Par acte d’huissier en date du 3 février 2005, la société Groupe Philippe Bosc nouvellement dénommée société Viadom Group, a saisi le tribunal d’une demande à l’encontre de la société MMT.

Dans ses dernières conclusions en date du 10 janvier 2006, la société Groupe Philippe Bosc, nouvellement dénommée société Viadom Group, conclut à la commission, par la société MMT :
– d’actes de contrefaçon des marques dont elle est propriétaire,
– d’actes de parasitisme à son détriment,

En conséquence elle sollicite du tribunal :
– l’interdiction pour la société MMT d’utiliser sous quelque forme que ce soit les dénominations Bosc et Bosc Office, et ce sous astreinte de 150 € par infraction et par jour à compter du présent jugement,
– la condamnation de la société MMT au paiement d’une somme de 800 000 € en réparation de son préjudice, outre les intérêts au taux légal à compter du présent jugement,
– la publication du présent jugement dans trois journaux ou revues aux frais de la société MMT, à titre de complément de dommages-intérêts,
– l’insertion sur la page d’accueil du site shiva.fr d’un extrait du jugement,
– la condamnation de la société MMT au paiement de la somme de 700 000 € au titre de la concurrence déloyale,
– la condamnation de la société MMT au paiement de la somme de 4000 € sur le fondement de l’article 700 du ncpc, outre les dépens avec distraction au profit de Me Thierry Burkard.

Elle conclut enfin au débouté de la société MMT de l’ensemble de ses prétentions et à l’exécution provisoire du présent jugement.

Au soutien de ses prétentions, la société Groupe Philippe Bosc, nouvellement dénommée société Viadom Group, fait valoir qu’elle est propriétaire de plusieurs marques dont « Philippe Bosc » et « Groupe Philippe Bosc » et qu’elle bénéficie d’une expérience reconnue dans le domaine des services à la personne.

La société Groupe Philippe Bosc, nouvellement dénommée société Viadom Group, prétend que le site exploité par la société MMT, à savoir « shiva.fr », comportait dans son code source les noms Bosc et Bosc Office alors qu’elle proposait des services similaires aux siens.
Elle fonde sa demande relative à la contrefaçon sur les articles 713-1 et suivants du code de la propriété intellectuelle.
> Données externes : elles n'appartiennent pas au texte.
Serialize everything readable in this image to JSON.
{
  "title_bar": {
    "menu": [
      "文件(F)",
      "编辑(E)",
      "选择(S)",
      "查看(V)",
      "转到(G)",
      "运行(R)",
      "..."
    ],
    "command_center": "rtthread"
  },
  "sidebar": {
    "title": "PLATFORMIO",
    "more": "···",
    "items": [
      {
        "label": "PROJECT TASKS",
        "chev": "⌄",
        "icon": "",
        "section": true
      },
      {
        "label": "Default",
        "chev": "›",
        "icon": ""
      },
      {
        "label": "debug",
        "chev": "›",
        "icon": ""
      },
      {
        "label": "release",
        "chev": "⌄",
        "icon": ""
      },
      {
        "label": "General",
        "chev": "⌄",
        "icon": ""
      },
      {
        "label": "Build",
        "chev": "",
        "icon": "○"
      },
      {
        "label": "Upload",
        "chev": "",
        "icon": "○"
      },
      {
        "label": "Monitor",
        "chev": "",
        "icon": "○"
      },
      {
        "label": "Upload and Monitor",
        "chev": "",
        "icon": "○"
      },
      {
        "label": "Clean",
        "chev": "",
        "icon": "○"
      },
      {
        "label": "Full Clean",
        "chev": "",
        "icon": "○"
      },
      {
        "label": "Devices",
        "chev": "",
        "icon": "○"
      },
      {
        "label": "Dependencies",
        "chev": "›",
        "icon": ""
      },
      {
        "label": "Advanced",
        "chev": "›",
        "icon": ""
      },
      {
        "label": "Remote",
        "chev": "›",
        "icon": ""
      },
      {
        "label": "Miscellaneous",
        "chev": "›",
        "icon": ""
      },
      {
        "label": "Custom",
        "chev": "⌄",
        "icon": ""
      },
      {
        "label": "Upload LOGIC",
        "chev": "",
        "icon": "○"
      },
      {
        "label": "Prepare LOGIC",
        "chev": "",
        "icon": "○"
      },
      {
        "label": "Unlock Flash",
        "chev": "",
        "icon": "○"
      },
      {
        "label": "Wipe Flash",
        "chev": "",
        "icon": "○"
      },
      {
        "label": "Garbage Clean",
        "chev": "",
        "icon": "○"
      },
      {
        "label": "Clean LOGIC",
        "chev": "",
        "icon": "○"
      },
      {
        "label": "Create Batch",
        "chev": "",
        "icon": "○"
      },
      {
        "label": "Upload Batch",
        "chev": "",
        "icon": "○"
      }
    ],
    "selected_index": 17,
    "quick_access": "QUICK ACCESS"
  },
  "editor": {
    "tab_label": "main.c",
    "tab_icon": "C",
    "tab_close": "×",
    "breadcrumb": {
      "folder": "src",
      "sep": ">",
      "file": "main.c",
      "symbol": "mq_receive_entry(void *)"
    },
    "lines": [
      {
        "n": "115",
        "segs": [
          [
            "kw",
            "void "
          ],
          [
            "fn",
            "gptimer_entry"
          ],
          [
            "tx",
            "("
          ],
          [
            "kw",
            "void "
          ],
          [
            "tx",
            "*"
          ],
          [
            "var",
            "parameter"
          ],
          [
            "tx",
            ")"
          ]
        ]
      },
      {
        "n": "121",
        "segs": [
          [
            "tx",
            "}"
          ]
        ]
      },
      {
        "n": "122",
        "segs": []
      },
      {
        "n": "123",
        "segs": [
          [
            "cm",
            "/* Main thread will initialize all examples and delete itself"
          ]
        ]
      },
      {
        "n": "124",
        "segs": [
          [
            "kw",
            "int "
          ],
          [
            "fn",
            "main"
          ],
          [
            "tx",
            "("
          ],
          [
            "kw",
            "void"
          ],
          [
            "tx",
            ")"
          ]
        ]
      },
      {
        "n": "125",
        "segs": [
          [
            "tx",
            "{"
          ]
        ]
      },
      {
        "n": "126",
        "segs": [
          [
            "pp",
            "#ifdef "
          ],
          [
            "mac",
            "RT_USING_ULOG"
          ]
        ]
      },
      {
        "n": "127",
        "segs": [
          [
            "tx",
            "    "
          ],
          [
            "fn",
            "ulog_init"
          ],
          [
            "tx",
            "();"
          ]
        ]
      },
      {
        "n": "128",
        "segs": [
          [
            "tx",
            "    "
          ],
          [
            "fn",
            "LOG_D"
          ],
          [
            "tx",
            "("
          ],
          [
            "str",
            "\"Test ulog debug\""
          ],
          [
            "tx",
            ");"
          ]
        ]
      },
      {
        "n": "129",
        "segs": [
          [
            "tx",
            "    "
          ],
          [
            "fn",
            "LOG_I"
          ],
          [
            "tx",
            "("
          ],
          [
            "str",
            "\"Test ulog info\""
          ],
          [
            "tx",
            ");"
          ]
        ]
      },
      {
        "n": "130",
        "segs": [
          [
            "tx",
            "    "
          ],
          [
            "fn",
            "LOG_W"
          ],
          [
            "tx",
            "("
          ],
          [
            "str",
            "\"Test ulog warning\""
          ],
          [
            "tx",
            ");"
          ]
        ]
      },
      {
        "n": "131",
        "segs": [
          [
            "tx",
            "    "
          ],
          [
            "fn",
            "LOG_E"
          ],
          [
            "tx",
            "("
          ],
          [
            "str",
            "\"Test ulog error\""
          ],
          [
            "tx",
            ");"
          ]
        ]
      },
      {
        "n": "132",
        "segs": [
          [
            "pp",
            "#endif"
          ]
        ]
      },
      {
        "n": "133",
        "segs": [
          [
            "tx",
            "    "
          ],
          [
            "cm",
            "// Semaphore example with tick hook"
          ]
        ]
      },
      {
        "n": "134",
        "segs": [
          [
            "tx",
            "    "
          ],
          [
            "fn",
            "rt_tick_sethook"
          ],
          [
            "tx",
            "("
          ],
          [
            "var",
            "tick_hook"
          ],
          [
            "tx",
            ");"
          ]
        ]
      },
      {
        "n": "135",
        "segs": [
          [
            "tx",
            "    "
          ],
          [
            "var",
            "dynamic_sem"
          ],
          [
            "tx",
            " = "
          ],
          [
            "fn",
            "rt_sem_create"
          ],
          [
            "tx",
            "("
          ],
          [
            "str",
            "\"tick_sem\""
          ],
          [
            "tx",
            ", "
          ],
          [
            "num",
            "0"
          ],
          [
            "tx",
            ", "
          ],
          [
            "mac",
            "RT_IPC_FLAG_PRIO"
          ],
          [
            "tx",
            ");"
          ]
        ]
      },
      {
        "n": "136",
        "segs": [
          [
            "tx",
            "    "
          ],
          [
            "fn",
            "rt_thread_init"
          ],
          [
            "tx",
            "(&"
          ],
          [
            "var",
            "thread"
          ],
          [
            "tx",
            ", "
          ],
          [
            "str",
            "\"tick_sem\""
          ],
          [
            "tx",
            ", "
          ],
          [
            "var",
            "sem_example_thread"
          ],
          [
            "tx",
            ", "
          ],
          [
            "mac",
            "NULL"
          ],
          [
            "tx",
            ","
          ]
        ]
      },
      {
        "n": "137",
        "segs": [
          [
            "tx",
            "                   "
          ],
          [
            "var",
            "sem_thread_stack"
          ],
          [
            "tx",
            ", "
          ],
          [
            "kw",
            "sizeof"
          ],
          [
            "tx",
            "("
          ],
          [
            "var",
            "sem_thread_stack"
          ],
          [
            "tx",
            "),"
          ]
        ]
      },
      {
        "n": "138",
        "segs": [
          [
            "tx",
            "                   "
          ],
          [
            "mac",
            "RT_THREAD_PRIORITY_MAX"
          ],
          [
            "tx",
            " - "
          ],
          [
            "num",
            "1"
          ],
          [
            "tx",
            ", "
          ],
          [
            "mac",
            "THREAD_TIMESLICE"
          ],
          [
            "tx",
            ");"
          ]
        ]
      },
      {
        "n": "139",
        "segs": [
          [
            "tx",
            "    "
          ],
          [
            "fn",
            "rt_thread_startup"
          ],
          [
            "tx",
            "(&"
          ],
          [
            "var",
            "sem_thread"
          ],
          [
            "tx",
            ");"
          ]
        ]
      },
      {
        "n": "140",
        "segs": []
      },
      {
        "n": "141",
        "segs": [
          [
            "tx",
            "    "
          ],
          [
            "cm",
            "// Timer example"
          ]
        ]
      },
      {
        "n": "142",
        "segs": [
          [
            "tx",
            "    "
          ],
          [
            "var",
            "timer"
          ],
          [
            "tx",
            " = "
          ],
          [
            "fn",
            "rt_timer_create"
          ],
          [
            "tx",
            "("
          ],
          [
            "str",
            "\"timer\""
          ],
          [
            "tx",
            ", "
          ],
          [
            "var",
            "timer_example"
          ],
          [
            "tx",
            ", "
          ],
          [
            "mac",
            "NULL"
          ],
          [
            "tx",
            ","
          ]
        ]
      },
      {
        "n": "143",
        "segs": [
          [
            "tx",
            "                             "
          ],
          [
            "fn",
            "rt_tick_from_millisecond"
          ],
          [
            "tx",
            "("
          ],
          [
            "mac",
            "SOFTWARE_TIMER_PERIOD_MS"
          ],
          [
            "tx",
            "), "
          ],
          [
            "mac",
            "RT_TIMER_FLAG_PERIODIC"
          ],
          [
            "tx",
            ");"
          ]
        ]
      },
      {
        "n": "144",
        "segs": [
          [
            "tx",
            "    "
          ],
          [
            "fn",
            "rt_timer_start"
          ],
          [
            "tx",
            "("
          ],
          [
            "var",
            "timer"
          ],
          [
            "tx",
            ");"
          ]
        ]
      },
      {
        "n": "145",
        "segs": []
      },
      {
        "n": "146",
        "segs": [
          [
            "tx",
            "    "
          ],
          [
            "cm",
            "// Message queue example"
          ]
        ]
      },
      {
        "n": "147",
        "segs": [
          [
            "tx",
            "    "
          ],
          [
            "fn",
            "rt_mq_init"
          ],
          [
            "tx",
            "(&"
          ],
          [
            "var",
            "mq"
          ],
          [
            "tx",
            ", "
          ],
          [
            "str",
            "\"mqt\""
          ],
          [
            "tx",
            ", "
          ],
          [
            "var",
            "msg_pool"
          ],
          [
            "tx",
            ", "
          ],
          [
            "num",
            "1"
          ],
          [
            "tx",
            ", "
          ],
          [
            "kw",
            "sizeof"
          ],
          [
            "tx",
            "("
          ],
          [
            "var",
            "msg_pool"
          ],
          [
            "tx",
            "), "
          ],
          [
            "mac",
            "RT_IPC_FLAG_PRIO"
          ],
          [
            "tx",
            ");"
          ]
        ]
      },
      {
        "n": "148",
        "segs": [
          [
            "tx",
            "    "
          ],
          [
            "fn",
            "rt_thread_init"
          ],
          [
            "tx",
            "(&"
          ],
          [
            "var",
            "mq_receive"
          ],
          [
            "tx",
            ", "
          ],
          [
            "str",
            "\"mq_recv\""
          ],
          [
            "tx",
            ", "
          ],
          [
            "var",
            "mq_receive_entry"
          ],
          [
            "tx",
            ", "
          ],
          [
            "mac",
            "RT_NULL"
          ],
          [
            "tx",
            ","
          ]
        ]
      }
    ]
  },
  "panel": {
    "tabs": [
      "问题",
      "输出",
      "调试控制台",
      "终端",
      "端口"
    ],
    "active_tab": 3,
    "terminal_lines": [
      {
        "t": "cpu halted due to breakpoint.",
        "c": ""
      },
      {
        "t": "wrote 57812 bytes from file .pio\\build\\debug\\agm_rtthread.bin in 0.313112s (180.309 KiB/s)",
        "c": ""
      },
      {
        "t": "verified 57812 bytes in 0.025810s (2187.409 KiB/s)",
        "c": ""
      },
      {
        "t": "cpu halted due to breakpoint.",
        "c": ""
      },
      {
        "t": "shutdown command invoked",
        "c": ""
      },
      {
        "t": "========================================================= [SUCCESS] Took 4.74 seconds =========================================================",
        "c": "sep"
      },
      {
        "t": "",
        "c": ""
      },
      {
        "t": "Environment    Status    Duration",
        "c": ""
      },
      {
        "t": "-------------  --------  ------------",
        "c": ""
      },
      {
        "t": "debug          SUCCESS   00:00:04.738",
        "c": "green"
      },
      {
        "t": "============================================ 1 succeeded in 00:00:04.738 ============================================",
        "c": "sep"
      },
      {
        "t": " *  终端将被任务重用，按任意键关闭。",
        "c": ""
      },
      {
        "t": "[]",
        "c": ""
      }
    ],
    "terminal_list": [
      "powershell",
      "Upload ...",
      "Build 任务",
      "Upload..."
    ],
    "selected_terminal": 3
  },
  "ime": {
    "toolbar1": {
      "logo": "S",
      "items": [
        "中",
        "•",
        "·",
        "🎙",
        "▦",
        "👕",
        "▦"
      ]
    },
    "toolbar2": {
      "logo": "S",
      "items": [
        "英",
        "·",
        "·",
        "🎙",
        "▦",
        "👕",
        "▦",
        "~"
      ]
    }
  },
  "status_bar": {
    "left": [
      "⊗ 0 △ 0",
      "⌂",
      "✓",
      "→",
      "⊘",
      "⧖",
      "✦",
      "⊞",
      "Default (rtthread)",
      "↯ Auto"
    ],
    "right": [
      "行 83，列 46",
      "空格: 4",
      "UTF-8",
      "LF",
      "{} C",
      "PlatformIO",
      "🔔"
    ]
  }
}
Elle s’appuie, pour établir la matérialité des faits, sur un constat d’huissier en date du 23 août 2004.
En ce qui concerne la concurrence déloyale, elle explique que la société MMT est de création récente et ne dispose d’aucune notoriété contrairement à elle ; elle soutient qu’un internaute cherchant des informations sur la société Bosc trouvait parmi les résultats le site de la défenderesse et que le parasitisme est ainsi établi. Elle rappelle, en ce qui concerne son préjudice, que son chiffre d’affaires s’élève à la somme de 31 000 000 €.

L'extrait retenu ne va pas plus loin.